Anche una persona non esperta può cimentarsi nella posa di carta da parati fai da te e questo evita che la scelta della carta possa rivelarsi più costosa, a causa della necessità di mano d’opera specializzata.

Per applicare in modo semplice e veloce la carta da parati scelta per il proprio locale o appartamento, bisogna solo assicurarsi che i muri siano ben livellati e senza bozzi.
Nel caso che sulle pareti ci sia vecchia carta, il primo passo è toglierla.
Per farlo esistono appositi prodotti in commercio, ma non garantiscono un risultato migliore di quello che si ottiene con acqua, possibilmente calda, un rullo o un pennello grande e una spatola.
Bisogna inumidire abbondantemente la carta con il pennello, o con il rullo per maggiore comodità, lasciare quasi asciugare e bagnare nuovamente. Così facendo la carta dovrebbe staccarsi con relativa semplicità. Conviene cominciare a togliere dall’alto verso il basso, bagnando sempre dall’alto verso il basso.
Eventuali pezzi che dovessero rimanere attaccati alla parete, andranno nuovamente inzuppati col pennello e staccati con l’aiuto della spatola.

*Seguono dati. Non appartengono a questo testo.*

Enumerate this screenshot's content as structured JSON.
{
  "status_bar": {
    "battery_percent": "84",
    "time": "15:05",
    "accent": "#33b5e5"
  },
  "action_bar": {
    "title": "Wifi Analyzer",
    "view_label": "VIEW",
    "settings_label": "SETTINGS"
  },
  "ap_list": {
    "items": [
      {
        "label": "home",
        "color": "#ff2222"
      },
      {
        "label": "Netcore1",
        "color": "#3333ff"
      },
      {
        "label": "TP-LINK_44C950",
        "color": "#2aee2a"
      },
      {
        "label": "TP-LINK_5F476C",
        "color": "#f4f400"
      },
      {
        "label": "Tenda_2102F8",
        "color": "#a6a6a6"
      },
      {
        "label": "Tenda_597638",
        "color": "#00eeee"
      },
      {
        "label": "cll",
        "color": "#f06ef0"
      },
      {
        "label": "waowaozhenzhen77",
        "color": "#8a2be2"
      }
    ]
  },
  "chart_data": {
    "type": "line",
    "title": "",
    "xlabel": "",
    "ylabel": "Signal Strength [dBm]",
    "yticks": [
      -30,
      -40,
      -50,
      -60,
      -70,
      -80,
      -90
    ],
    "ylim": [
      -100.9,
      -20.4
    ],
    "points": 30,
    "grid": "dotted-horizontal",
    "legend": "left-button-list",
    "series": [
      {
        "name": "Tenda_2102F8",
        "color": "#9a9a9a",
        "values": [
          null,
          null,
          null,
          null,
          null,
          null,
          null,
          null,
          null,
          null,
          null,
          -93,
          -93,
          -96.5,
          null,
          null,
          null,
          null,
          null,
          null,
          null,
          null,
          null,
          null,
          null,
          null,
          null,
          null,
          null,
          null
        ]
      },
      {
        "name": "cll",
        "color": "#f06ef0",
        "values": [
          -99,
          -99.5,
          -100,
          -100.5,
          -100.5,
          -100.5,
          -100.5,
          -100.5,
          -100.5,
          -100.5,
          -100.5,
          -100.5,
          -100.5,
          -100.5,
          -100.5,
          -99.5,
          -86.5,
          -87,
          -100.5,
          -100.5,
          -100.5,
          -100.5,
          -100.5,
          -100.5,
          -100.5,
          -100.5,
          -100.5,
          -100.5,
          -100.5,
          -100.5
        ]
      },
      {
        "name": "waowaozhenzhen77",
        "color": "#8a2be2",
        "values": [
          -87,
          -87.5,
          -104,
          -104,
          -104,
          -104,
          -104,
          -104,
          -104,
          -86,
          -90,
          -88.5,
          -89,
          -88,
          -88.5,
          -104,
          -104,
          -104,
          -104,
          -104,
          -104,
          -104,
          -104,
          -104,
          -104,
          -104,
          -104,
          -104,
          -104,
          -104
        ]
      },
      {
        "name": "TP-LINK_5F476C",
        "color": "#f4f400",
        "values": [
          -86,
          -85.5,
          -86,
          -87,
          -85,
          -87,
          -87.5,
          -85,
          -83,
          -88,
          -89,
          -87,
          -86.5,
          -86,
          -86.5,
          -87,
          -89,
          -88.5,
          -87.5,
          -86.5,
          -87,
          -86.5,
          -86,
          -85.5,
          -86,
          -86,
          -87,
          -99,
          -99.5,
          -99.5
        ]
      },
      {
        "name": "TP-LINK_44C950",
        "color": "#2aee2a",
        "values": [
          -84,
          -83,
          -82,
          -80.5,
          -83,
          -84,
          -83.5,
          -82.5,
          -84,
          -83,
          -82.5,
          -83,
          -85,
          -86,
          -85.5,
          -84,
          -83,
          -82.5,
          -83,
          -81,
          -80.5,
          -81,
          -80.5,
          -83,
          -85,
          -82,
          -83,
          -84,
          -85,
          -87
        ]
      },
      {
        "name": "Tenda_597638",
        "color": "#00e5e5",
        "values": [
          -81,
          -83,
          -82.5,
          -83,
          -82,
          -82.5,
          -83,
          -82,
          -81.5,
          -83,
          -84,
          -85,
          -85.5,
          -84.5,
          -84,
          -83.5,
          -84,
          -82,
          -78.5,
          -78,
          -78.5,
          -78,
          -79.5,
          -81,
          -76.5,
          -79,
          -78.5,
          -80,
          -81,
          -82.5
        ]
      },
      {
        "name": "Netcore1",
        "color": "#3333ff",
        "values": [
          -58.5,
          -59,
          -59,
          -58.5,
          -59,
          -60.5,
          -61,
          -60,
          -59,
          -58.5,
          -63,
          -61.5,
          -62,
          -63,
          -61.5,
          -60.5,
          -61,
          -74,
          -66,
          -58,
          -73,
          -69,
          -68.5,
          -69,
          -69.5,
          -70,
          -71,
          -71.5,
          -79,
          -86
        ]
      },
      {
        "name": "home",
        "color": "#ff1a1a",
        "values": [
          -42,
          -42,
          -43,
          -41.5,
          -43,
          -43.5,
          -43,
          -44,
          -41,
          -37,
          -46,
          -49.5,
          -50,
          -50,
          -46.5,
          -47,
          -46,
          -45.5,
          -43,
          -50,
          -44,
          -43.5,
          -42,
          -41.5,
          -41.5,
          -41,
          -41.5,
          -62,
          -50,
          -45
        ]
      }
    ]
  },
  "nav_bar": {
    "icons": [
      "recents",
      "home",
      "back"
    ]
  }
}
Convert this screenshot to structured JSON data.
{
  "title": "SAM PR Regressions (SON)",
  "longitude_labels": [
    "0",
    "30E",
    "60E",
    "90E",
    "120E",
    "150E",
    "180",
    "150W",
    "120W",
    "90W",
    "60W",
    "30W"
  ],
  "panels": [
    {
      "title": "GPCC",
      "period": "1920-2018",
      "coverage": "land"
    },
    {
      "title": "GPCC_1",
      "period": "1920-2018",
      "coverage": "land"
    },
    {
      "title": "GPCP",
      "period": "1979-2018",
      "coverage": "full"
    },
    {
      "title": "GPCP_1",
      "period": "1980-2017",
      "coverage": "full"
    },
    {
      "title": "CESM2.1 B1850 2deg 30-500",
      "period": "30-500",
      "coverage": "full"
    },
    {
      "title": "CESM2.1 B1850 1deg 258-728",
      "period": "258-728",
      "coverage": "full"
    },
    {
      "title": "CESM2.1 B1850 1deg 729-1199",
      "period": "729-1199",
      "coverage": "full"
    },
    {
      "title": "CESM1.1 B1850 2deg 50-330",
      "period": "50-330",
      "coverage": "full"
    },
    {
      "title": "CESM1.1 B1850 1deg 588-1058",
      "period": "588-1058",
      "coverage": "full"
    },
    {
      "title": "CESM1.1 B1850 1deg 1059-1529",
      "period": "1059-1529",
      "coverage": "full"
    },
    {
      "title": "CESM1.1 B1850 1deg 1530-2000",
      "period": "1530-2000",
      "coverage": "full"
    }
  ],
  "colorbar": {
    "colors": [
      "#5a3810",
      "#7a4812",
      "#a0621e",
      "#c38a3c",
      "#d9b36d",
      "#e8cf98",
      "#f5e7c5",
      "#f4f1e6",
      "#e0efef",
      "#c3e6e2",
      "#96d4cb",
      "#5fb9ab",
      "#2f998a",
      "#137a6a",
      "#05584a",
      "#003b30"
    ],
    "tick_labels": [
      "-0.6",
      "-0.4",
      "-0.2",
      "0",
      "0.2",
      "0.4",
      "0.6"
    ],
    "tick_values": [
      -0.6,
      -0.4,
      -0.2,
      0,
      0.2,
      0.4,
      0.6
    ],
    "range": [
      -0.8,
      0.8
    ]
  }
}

Avendola a disposizione, si può anche provare a sciogliere la colla con la vaporella, piuttosto che bagnare col rullo, arrivando all’identico risultato.
Un accorgimento da tener presente è quello di procurarsi grandi buste dove mettere la carta bagnata man mano che la si toglie, in modo da non lasciarla sul pavimento col rischio che si attacchi o lo sporchi, e conseguente ulteriore lavoro per ripulirlo.

Tolta la vecchia carta dalla parete, sarà necessario assicurarsi che il muro sia in buone condizioni, eliminando eventuali asperità con carta vetrata e stucco.
A questo punto, si può finalmente passare alla messa in posa della nuova carta, che trasformerà l’aspetto della stanza.
E’ utile sapere che le dimensioni dei rotoli di carta da parati sono standard, fissate dall’IGI, e corrispondono esattamente ad una larghezza di 53 centimetri per un’altezza di 10,05 metri.
Un rotolo è quindi di circa 10 metri di lunghezza x 50 centimetri di larghezza: i centimetri in più servono per le sovrapposizioni delle strisce.
Per la stesura della carta sulle pareti serve la colla apposita, che sarà adatta al peso specifico della carta. Sul rotolo è sempre indicato il tipo di colla che bisogna usare.
Presa la misura dell’altezza della parete, si taglia una striscia della giusta lunghezza e, con un pennello, si stende la colla sul rovescio della carta. Si attende qualche minuto perché il collante deve leggermente asciugare e, con l’aiuto di un filo a piombo, si stende la prima striscia. Posizionarla dall’alto verso il basso, con cura e facendo molta attenzione a non lasciare bolle. Continuare con le altre strisce allo stesso modo e, in poco tempo, la stanza sarà come nuova.

Le moderne carte da parati sono decisamente poliedriche. Rappresentano paesaggi e ambientazioni che cambiano le prospettive degli ambienti e possono essere personalizzate secondo i gusti degli abitanti, con semplicità e fantasia.